New Year/Japan's finest

Visited a temple for New Year: Kourien's Narita-san which commands magnificent tailbacks up route one. Fortunately, I went by bicycle and thus was exempted from said traffic grievance.

Narita-san is a pretty cool temple situated uphill from Kourien station. The whole neighbourhood was full of vendor stalls and suchlike, not to mention hordes of 364-days-a-year atheists.

Best of all, a fight kicked off down the steps from the temple's car park. This was absolutely brilliant entertainment, as there was about five minutes' worth of push-and-shove foreplay before the two protagonists actually managed to kick it off (I think their mates just got bored of holding them apart.) From my elevated vantage point just outside the entrance to the temple, I honestly could have sworn it was two girls fighting, except for the gruff yells.

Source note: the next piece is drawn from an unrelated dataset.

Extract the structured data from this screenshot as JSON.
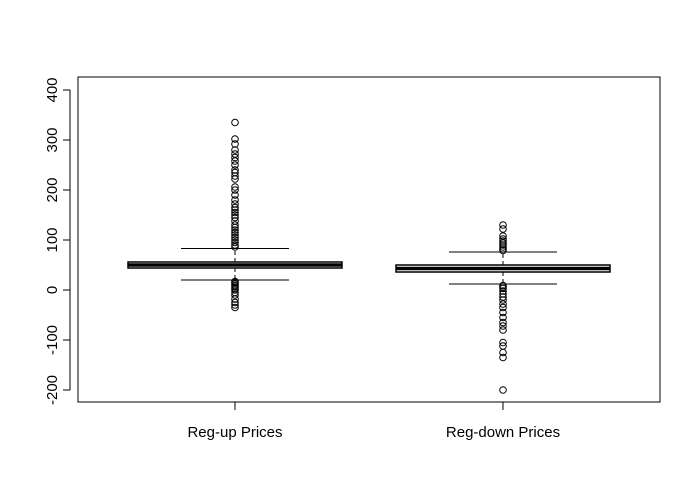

Having watched the kicking and scratching for several minutes, I decided that the most civic thing to do would be to inform the relevant authorities, this apparently having not occurred to the several hundred other witnesses. I wandered over to the car park and grabbed the nearest Charlie Sheen.

Oi, kenka aru de.
Oi, there's a fight going on, you know.


Kenka aru de. Kaidan no shita. Kite koi.
There's a fight going on. At the bottom of the stairs. Let's go keep the peace, you lazy bench warmer.

The two policemen shuffled along after me to the top of the stairs like two men going to their execution. Pausing at the top and surveying the brawl at the bottom, two guys throwing fists in a crowded area with women and children nearby, they did what policemen always do in this country: they radioed for back up. Whilst they were killing time at the top of the stairs waiting for their eight mates, they weren't spared the scorn of the local youths for their lack of heroism.

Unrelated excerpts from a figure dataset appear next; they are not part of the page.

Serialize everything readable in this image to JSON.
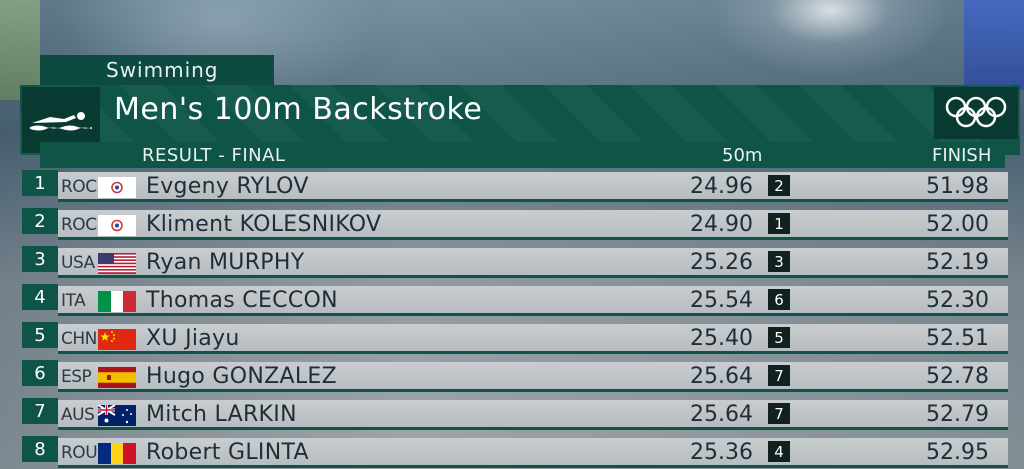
{
  "sport": "Swimming",
  "event_title": "Men's 100m Backstroke",
  "header": {
    "result_label": "RESULT - FINAL",
    "split_label": "50m",
    "finish_label": "FINISH"
  },
  "icons": {
    "swimmer": "swimmer-icon",
    "olympic": "olympic-rings-icon"
  },
  "colors": {
    "panel_green": "#0e5447",
    "dark_green": "#083a32",
    "row_grey": "#c3c7ca"
  },
  "results": [
    {
      "rank": "1",
      "noc": "ROC",
      "flag": "roc",
      "name": "Evgeny RYLOV",
      "split": "24.96",
      "split_pos": "2",
      "finish": "51.98"
    },
    {
      "rank": "2",
      "noc": "ROC",
      "flag": "roc",
      "name": "Kliment KOLESNIKOV",
      "split": "24.90",
      "split_pos": "1",
      "finish": "52.00"
    },
    {
      "rank": "3",
      "noc": "USA",
      "flag": "usa",
      "name": "Ryan MURPHY",
      "split": "25.26",
      "split_pos": "3",
      "finish": "52.19"
    },
    {
      "rank": "4",
      "noc": "ITA",
      "flag": "ita",
      "name": "Thomas CECCON",
      "split": "25.54",
      "split_pos": "6",
      "finish": "52.30"
    },
    {
      "rank": "5",
      "noc": "CHN",
      "flag": "chn",
      "name": "XU Jiayu",
      "split": "25.40",
      "split_pos": "5",
      "finish": "52.51"
    },
    {
      "rank": "6",
      "noc": "ESP",
      "flag": "esp",
      "name": "Hugo GONZALEZ",
      "split": "25.64",
      "split_pos": "7",
      "finish": "52.78"
    },
    {
      "rank": "7",
      "noc": "AUS",
      "flag": "aus",
      "name": "Mitch LARKIN",
      "split": "25.64",
      "split_pos": "7",
      "finish": "52.79"
    },
    {
      "rank": "8",
      "noc": "ROU",
      "flag": "rou",
      "name": "Robert GLINTA",
      "split": "25.36",
      "split_pos": "4",
      "finish": "52.95"
    }
  ]
}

Eventually, a bunch more of the boys in blue arrived, at which point one of the assembled Doris Days had a brainwave, accosted them and told them there was a fight in progress (good work DD- why do you think there were eight of the goons marching in this direction)

The whole posse waded in to put an end to the entertainment. The VMM waded in with them and stood there as cool as a cucumber, snapping photos on his mobile phone whilst the police separated the combatants.